Hendrik Werner, DIE WELT

 

«Zum Schluß noch ein Hinweis. Nämlich auf einen weiteren Versuch - nach mehreren bisherigen - den französischen Schriftsteller Léo Malet in Deutschland bekannt zu machen. Der DistelLiteraturVerlag in Heilbronn ist der Tapfere. [...] Und ich kann das nur unterstützen, denn Léo Malet, der in den 40ern und 50ern seine Pariser Kriminalromane geschrieben hat, gehört zur originellen Fraktion der Krimi-Autoren und die sind selten. Er sei die französische Antwort auf die amerikanische hard-boiled Krimis und sein Detektiv Nestor Burma der legitime Nachfahre Philip Marlowes, heißt es. Schon richtig, aber Nestor Burma ist weder so trocken-sarkastisch wie Marlowe noch so moralisch wie der. Er ist eher ein Spieler, der mit allem rechnet. Und schon die Namen: Philip Marlowe, das können Sie auch mit zusammengebissenen Zähnen aussprechen, aber Nestor Burma.
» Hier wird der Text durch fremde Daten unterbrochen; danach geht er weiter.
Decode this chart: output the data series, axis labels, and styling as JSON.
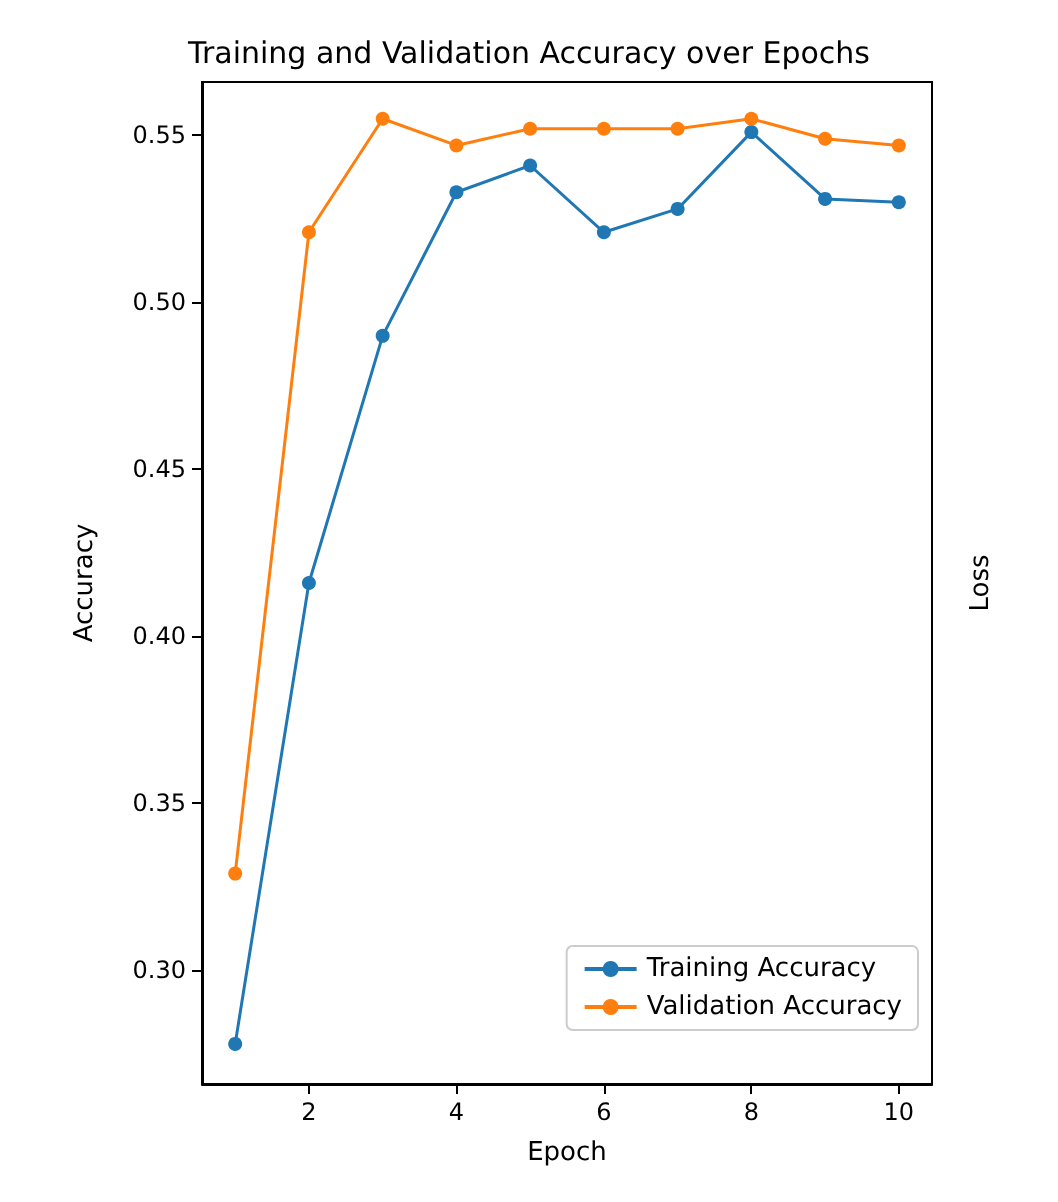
{
  "chart_data": {
    "type": "line",
    "title": "Training and Validation Accuracy over Epochs",
    "xlabel": "Epoch",
    "ylabel": "Accuracy",
    "y2label": "Loss",
    "x": [
      1,
      2,
      3,
      4,
      5,
      6,
      7,
      8,
      9,
      10
    ],
    "series": [
      {
        "name": "Training Accuracy",
        "color": "#1f77b4",
        "values": [
          0.278,
          0.416,
          0.49,
          0.533,
          0.541,
          0.521,
          0.528,
          0.551,
          0.531,
          0.53
        ]
      },
      {
        "name": "Validation Accuracy",
        "color": "#ff7f0e",
        "values": [
          0.329,
          0.521,
          0.555,
          0.547,
          0.552,
          0.552,
          0.552,
          0.555,
          0.549,
          0.547
        ]
      }
    ],
    "xlim": [
      0.55,
      10.45
    ],
    "xticks": [
      2,
      4,
      6,
      8,
      10
    ],
    "ylim": [
      0.266,
      0.566
    ],
    "yticks": [
      {
        "value": 0.3,
        "label": "0.30"
      },
      0.35,
      {
        "value": 0.4,
        "label": "0.40"
      },
      0.45,
      {
        "value": 0.5,
        "label": "0.50"
      },
      0.55
    ],
    "legend": "bottom right",
    "marker": "circle",
    "line_style": "solid",
    "grid": false
  }
}
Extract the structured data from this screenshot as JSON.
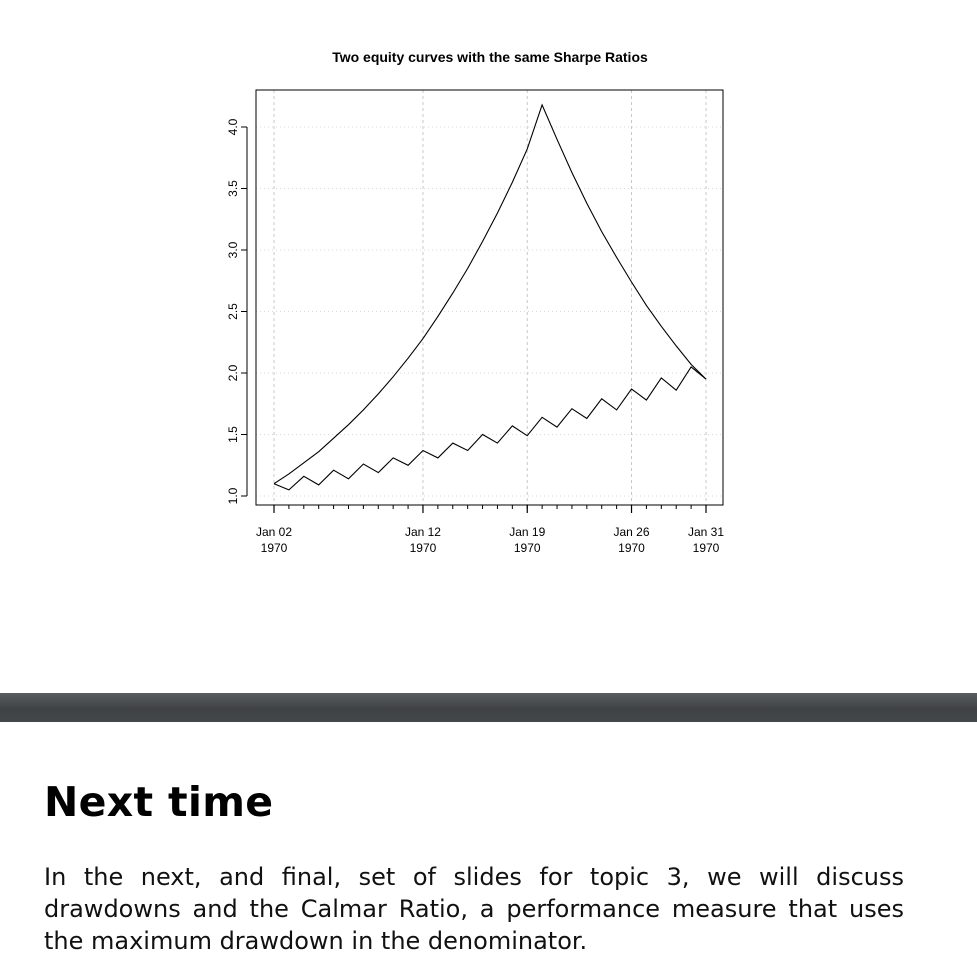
{
  "chart_data": {
    "type": "line",
    "title": "Two equity curves with the same Sharpe Ratios",
    "xlabel": "",
    "ylabel": "",
    "ylim": [
      1.0,
      4.0
    ],
    "xlim": [
      "1970-01-02",
      "1970-01-31"
    ],
    "grid": true,
    "x_ticks": [
      {
        "date": "1970-01-02",
        "label_top": "Jan 02",
        "label_bottom": "1970"
      },
      {
        "date": "1970-01-12",
        "label_top": "Jan 12",
        "label_bottom": "1970"
      },
      {
        "date": "1970-01-19",
        "label_top": "Jan 19",
        "label_bottom": "1970"
      },
      {
        "date": "1970-01-26",
        "label_top": "Jan 26",
        "label_bottom": "1970"
      },
      {
        "date": "1970-01-31",
        "label_top": "Jan 31",
        "label_bottom": "1970"
      }
    ],
    "y_ticks": [
      "1.0",
      "1.5",
      "2.0",
      "2.5",
      "3.0",
      "3.5",
      "4.0"
    ],
    "series": [
      {
        "x": [
          "1970-01-02",
          "1970-01-03",
          "1970-01-04",
          "1970-01-05",
          "1970-01-06",
          "1970-01-07",
          "1970-01-08",
          "1970-01-09",
          "1970-01-10",
          "1970-01-11",
          "1970-01-12",
          "1970-01-13",
          "1970-01-14",
          "1970-01-15",
          "1970-01-16",
          "1970-01-17",
          "1970-01-18",
          "1970-01-19",
          "1970-01-20",
          "1970-01-21",
          "1970-01-22",
          "1970-01-23",
          "1970-01-24",
          "1970-01-25",
          "1970-01-26",
          "1970-01-27",
          "1970-01-28",
          "1970-01-29",
          "1970-01-30",
          "1970-01-31"
        ],
        "y": [
          1.1,
          1.18,
          1.27,
          1.36,
          1.47,
          1.58,
          1.7,
          1.83,
          1.97,
          2.12,
          2.28,
          2.46,
          2.65,
          2.85,
          3.07,
          3.3,
          3.55,
          3.82,
          4.18,
          3.9,
          3.63,
          3.38,
          3.15,
          2.94,
          2.74,
          2.55,
          2.38,
          2.22,
          2.07,
          1.95
        ]
      },
      {
        "x": [
          "1970-01-02",
          "1970-01-03",
          "1970-01-04",
          "1970-01-05",
          "1970-01-06",
          "1970-01-07",
          "1970-01-08",
          "1970-01-09",
          "1970-01-10",
          "1970-01-11",
          "1970-01-12",
          "1970-01-13",
          "1970-01-14",
          "1970-01-15",
          "1970-01-16",
          "1970-01-17",
          "1970-01-18",
          "1970-01-19",
          "1970-01-20",
          "1970-01-21",
          "1970-01-22",
          "1970-01-23",
          "1970-01-24",
          "1970-01-25",
          "1970-01-26",
          "1970-01-27",
          "1970-01-28",
          "1970-01-29",
          "1970-01-30",
          "1970-01-31"
        ],
        "y": [
          1.1,
          1.05,
          1.16,
          1.09,
          1.21,
          1.14,
          1.26,
          1.19,
          1.31,
          1.25,
          1.37,
          1.31,
          1.43,
          1.37,
          1.5,
          1.43,
          1.57,
          1.49,
          1.64,
          1.56,
          1.71,
          1.63,
          1.79,
          1.7,
          1.87,
          1.78,
          1.96,
          1.86,
          2.05,
          1.95
        ]
      }
    ]
  },
  "section": {
    "heading": "Next time",
    "body": "In the next, and final, set of slides for topic 3, we will discuss drawdowns and the Calmar Ratio, a performance measure that uses the maximum drawdown in the denominator."
  }
}
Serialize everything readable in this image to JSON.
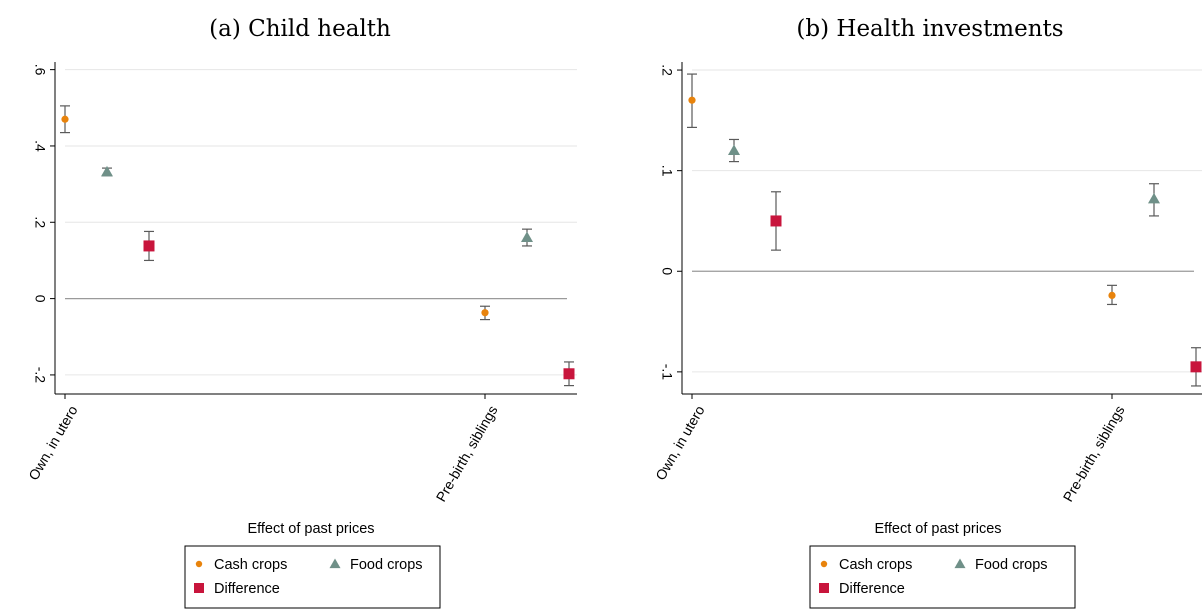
{
  "colors": {
    "cash": "#e8830c",
    "food": "#6f9088",
    "difference": "#c8153c",
    "grid": "#e6e6e6",
    "zero_line": "#9a9a9a",
    "error_bar": "#5a5a5a"
  },
  "chart_data": [
    {
      "type": "scatter",
      "title": "(a) Child health",
      "xlabel": "Effect of past prices",
      "ylabel": "",
      "categories": [
        "Own, in utero",
        "Pre-birth, siblings"
      ],
      "ylim": [
        -0.25,
        0.62
      ],
      "yticks": [
        -0.2,
        0,
        0.2,
        0.4,
        0.6
      ],
      "ytick_labels": [
        "-.2",
        "0",
        ".2",
        ".4",
        ".6"
      ],
      "grid": true,
      "legend": "bottom",
      "series": [
        {
          "name": "Cash crops",
          "marker": "circle",
          "values": [
            0.47,
            -0.037
          ],
          "ci_low": [
            0.435,
            -0.055
          ],
          "ci_high": [
            0.505,
            -0.02
          ]
        },
        {
          "name": "Food crops",
          "marker": "triangle",
          "values": [
            0.332,
            0.16
          ],
          "ci_low": [
            0.322,
            0.138
          ],
          "ci_high": [
            0.342,
            0.182
          ]
        },
        {
          "name": "Difference",
          "marker": "square",
          "values": [
            0.138,
            -0.197
          ],
          "ci_low": [
            0.1,
            -0.228
          ],
          "ci_high": [
            0.176,
            -0.166
          ]
        }
      ]
    },
    {
      "type": "scatter",
      "title": "(b) Health investments",
      "xlabel": "Effect of past prices",
      "ylabel": "",
      "categories": [
        "Own, in utero",
        "Pre-birth, siblings"
      ],
      "ylim": [
        -0.122,
        0.208
      ],
      "yticks": [
        -0.1,
        0,
        0.1,
        0.2
      ],
      "ytick_labels": [
        "-.1",
        "0",
        ".1",
        ".2"
      ],
      "grid": true,
      "legend": "bottom",
      "series": [
        {
          "name": "Cash crops",
          "marker": "circle",
          "values": [
            0.17,
            -0.024
          ],
          "ci_low": [
            0.143,
            -0.033
          ],
          "ci_high": [
            0.196,
            -0.014
          ]
        },
        {
          "name": "Food crops",
          "marker": "triangle",
          "values": [
            0.12,
            0.072
          ],
          "ci_low": [
            0.109,
            0.055
          ],
          "ci_high": [
            0.131,
            0.087
          ]
        },
        {
          "name": "Difference",
          "marker": "square",
          "values": [
            0.05,
            -0.095
          ],
          "ci_low": [
            0.021,
            -0.114
          ],
          "ci_high": [
            0.079,
            -0.076
          ]
        }
      ]
    }
  ]
}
Darauf muss man erst mal kommen. Das Besondere an dieser ganzen Burma-Reihe ist, dass die einzelnen Romane in jeweils einem Pariser Arrondissement spielen und dessen speziellem Milieu. Also in seinen Büchern eine Art kriminelle Topografie von Paris entsteht. Sinnvollerweise enthalten die übrigens wunderschön gemachten Bände die Karte des entsprechenden Stadtteils und andere lokale Hinweise.»